The fights got so bad that Mr. Cold eventually decided that he’s going to administer a test on the book “Dreams Of Red Chamber” and the one who scored the highest will be Daiyu for the poetry club. So we did the test. As you know, I love this book and read it several times. So of course I scored the highest. However the next day Mr. Cold called both Zizi and me to his office and asked us to talk things over. What was I supposed to do? I felt that Mr. Cold’s eyes were pleading me to give up my claim and hand it to Zizi, who spent the entire time crying. Now I think about it, I should have asked Zizi to supply all her banned book to me one by one for the rest of her life, just to exchange for my sacrifice. However I was too young at the time and didn’t know how to play my card to my advantage. I eventually gave in and Zizi became Daiyu, not only for the poetry club, but also for reciting all the lines of Daiyu during the class period with Mr. Cold proudly looking over from the podium. At the time, we spent only one class period on each book, only reviewing several pages extracted out of the original book and placed into our textbook.
At the designated date when we were supposed to have the class on “Dreams Of Red Chamber”, however, something unexpected happened. There was going to be a parade of teachers from the city’s education department and other schools who would sit at the last row in the classroom. The new development didn’t cause any stir for other students, but I could observe that Zizi was not happy when Mr. Cold talked with her briefly right before the class started. As it happened, Mr. Cold usually steered his class to more interesting material outside of our textbook, but with so many strangers sitting in, Mr. Cold had to teach material that were assigned to him. Of course the assigned material is an extraction of the book that is more correct and meaningful than Daiyu’s poetry. It’s about a poor relative Grandma Liu, 70 years of age, who came to the mansion Daiyu was living in to beg for a good meal and some money.

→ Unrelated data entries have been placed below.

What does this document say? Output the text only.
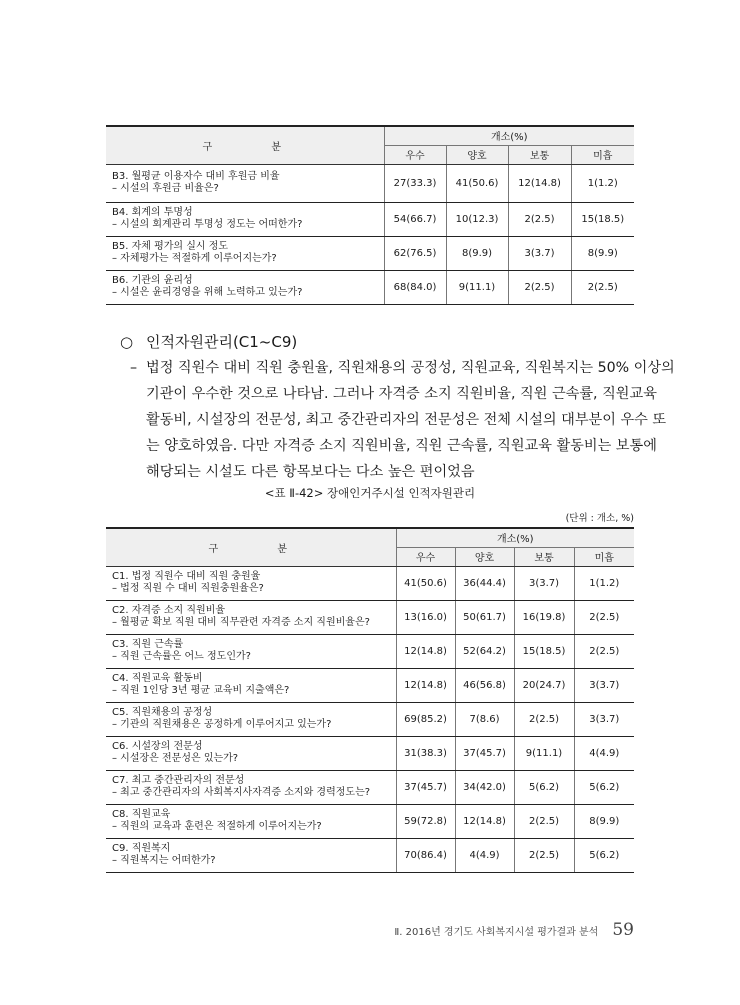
구 분	개소(%)			
	우수	양호	보통	미흡

B3. 월평균 이용자수 대비 후원금 비율
– 시설의 후원금 비율은?	27(33.3)	41(50.6)	12(14.8)	1(1.2)

B4. 회계의 투명성
– 시설의 회계관리 투명성 정도는 어떠한가?	54(66.7)	10(12.3)	2(2.5)	15(18.5)

B5. 자체 평가의 실시 정도
– 자체평가는 적절하게 이루어지는가?	62(76.5)	8(9.9)	3(3.7)	8(9.9)

B6. 기관의 윤리성
– 시설은 윤리경영을 위해 노력하고 있는가?	68(84.0)	9(11.1)	2(2.5)	2(2.5)
○ 인적자원관리(C1~C9)
– 법정 직원수 대비 직원 충원율, 직원채용의 공정성, 직원교육, 직원복지는 50% 이상의
기관이 우수한 것으로 나타남. 그러나 자격증 소지 직원비율, 직원 근속률, 직원교육
활동비, 시설장의 전문성, 최고 중간관리자의 전문성은 전체 시설의 대부분이 우수 또
는 양호하였음. 다만 자격증 소지 직원비율, 직원 근속률, 직원교육 활동비는 보통에
해당되는 시설도 다른 항목보다는 다소 높은 편이었음
<표 Ⅱ-42> 장애인거주시설 인적자원관리
(단위 : 개소, %)
구 분	개소(%)			
	우수	양호	보통	미흡

C1. 법정 직원수 대비 직원 충원율
– 법정 직원 수 대비 직원충원율은?	41(50.6)	36(44.4)	3(3.7)	1(1.2)

C2. 자격증 소지 직원비율
– 월평균 확보 직원 대비 직무관련 자격증 소지 직원비율은?	13(16.0)	50(61.7)	16(19.8)	2(2.5)

C3. 직원 근속률
– 직원 근속률은 어느 정도인가?	12(14.8)	52(64.2)	15(18.5)	2(2.5)

C4. 직원교육 활동비
– 직원 1인당 3년 평균 교육비 지출액은?	12(14.8)	46(56.8)	20(24.7)	3(3.7)

C5. 직원채용의 공정성
– 기관의 직원채용은 공정하게 이루어지고 있는가?	69(85.2)	7(8.6)	2(2.5)	3(3.7)

C6. 시설장의 전문성
– 시설장은 전문성은 있는가?	31(38.3)	37(45.7)	9(11.1)	4(4.9)

C7. 최고 중간관리자의 전문성
– 최고 중간관리자의 사회복지사자격증 소지와 경력정도는?	37(45.7)	34(42.0)	5(6.2)	5(6.2)

C8. 직원교육
– 직원의 교육과 훈련은 적절하게 이루어지는가?	59(72.8)	12(14.8)	2(2.5)	8(9.9)

C9. 직원복지
– 직원복지는 어떠한가?	70(86.4)	4(4.9)	2(2.5)	5(6.2)
Ⅱ. 2016년 경기도 사회복지시설 평가결과 분석 59
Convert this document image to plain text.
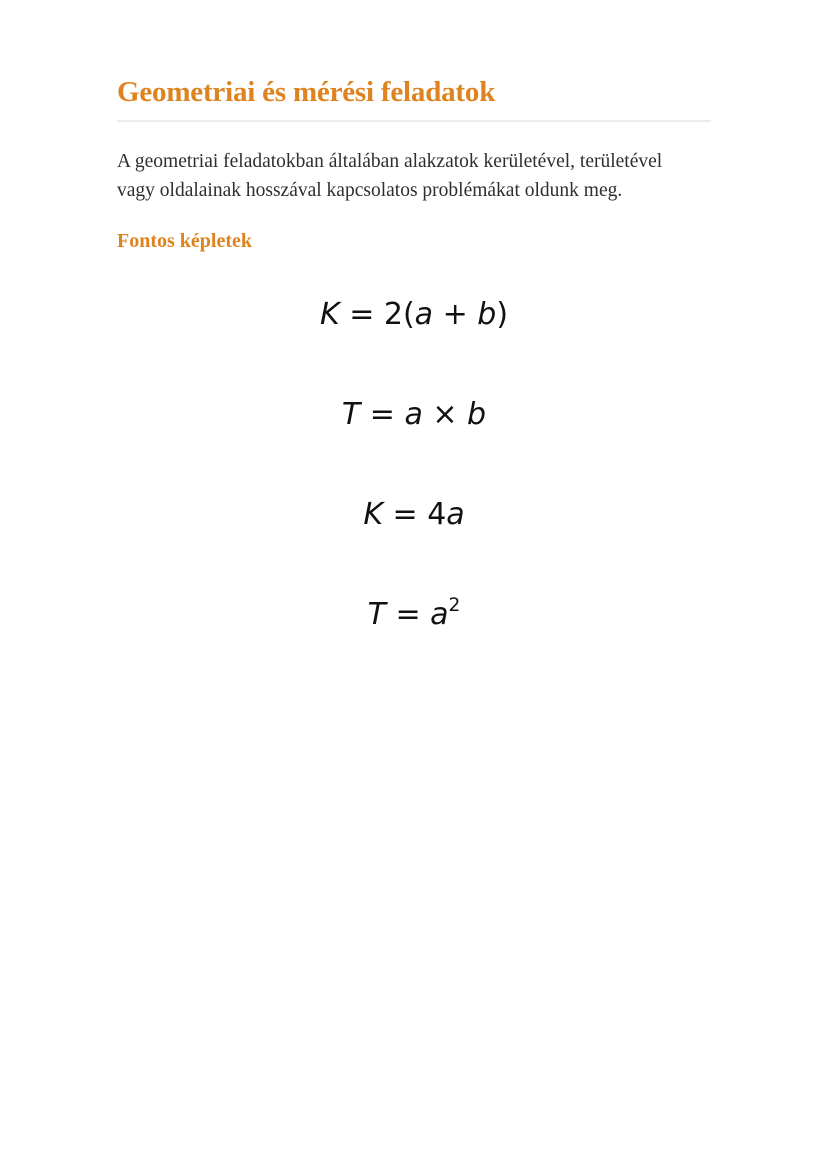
Geometriai és mérési feladatok

A geometriai feladatokban általában alakzatok kerületével, területével
vagy oldalainak hosszával kapcsolatos problémákat oldunk meg.

Fontos képletek
K = 2(a + b)
T = a × b
K = 4a
$T = a^2$
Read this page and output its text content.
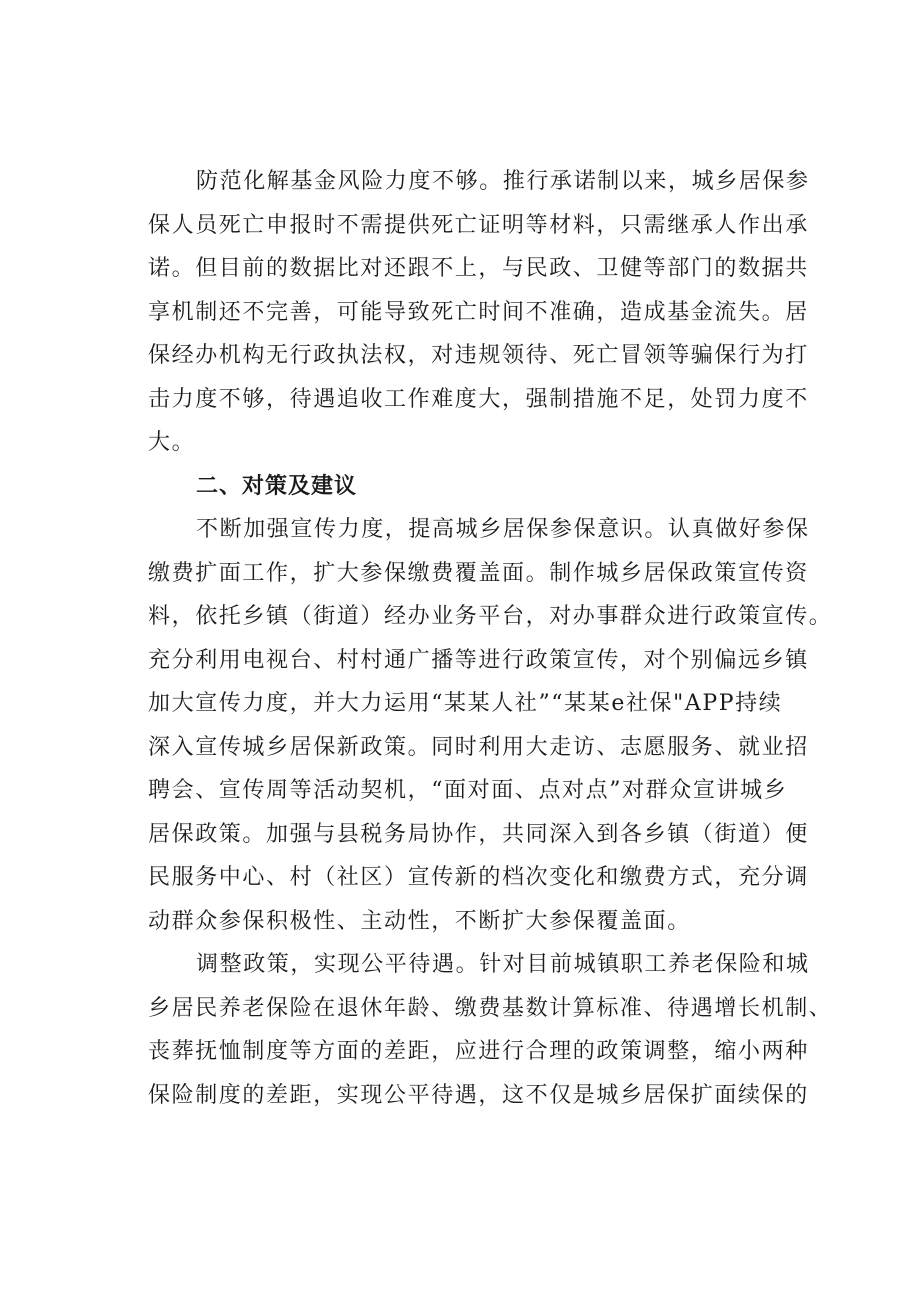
防范化解基金风险力度不够。推行承诺制以来，城乡居保参
保人员死亡申报时不需提供死亡证明等材料，只需继承人作出承
诺。但目前的数据比对还跟不上，与民政、卫健等部门的数据共
享机制还不完善，可能导致死亡时间不准确，造成基金流失。居
保经办机构无行政执法权，对违规领待、死亡冒领等骗保行为打
击力度不够，待遇追收工作难度大，强制措施不足，处罚力度不
大。
二、对策及建议
不断加强宣传力度，提高城乡居保参保意识。认真做好参保
缴费扩面工作，扩大参保缴费覆盖面。制作城乡居保政策宣传资
料，依托乡镇（街道）经办业务平台，对办事群众进行政策宣传。
充分利用电视台、村村通广播等进行政策宣传，对个别偏远乡镇
加大宣传力度，并大力运用“某某人社”“某某e社保"APP持续
深入宣传城乡居保新政策。同时利用大走访、志愿服务、就业招
聘会、宣传周等活动契机，“面对面、点对点”对群众宣讲城乡
居保政策。加强与县税务局协作，共同深入到各乡镇（街道）便
民服务中心、村（社区）宣传新的档次变化和缴费方式，充分调
动群众参保积极性、主动性，不断扩大参保覆盖面。
调整政策，实现公平待遇。针对目前城镇职工养老保险和城
乡居民养老保险在退休年龄、缴费基数计算标准、待遇增长机制、
丧葬抚恤制度等方面的差距，应进行合理的政策调整，缩小两种
保险制度的差距，实现公平待遇，这不仅是城乡居保扩面续保的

During the class, we had to study the good nature of poor Grandma Liu, whose virtue was lauded and whose vulgarity was blamed on the author’s limitation as an upper class member of his historical period. At one point, Mr. Cold asked Zizi to read aloud the climactic portion where Grandma Liu was being funny and self deprecating, but Zizi fell silent. I sat several rows behind Zizi and couldn’t see her face, but I knew she had to stare at Mr. Cold with utter hatred. Just think about it, from the 17 year old girl Daiyu to Grandma Liu within twenty minutes. We are supposed to go through the process in a span of no less than fifty years with the assistance of family values, cosmetics, plastic surgeries, psychologists, philosophers. Still we are a little traumatized by the decline of our appearance. How would we feel if we were to go through the 53 years within 20 minutes?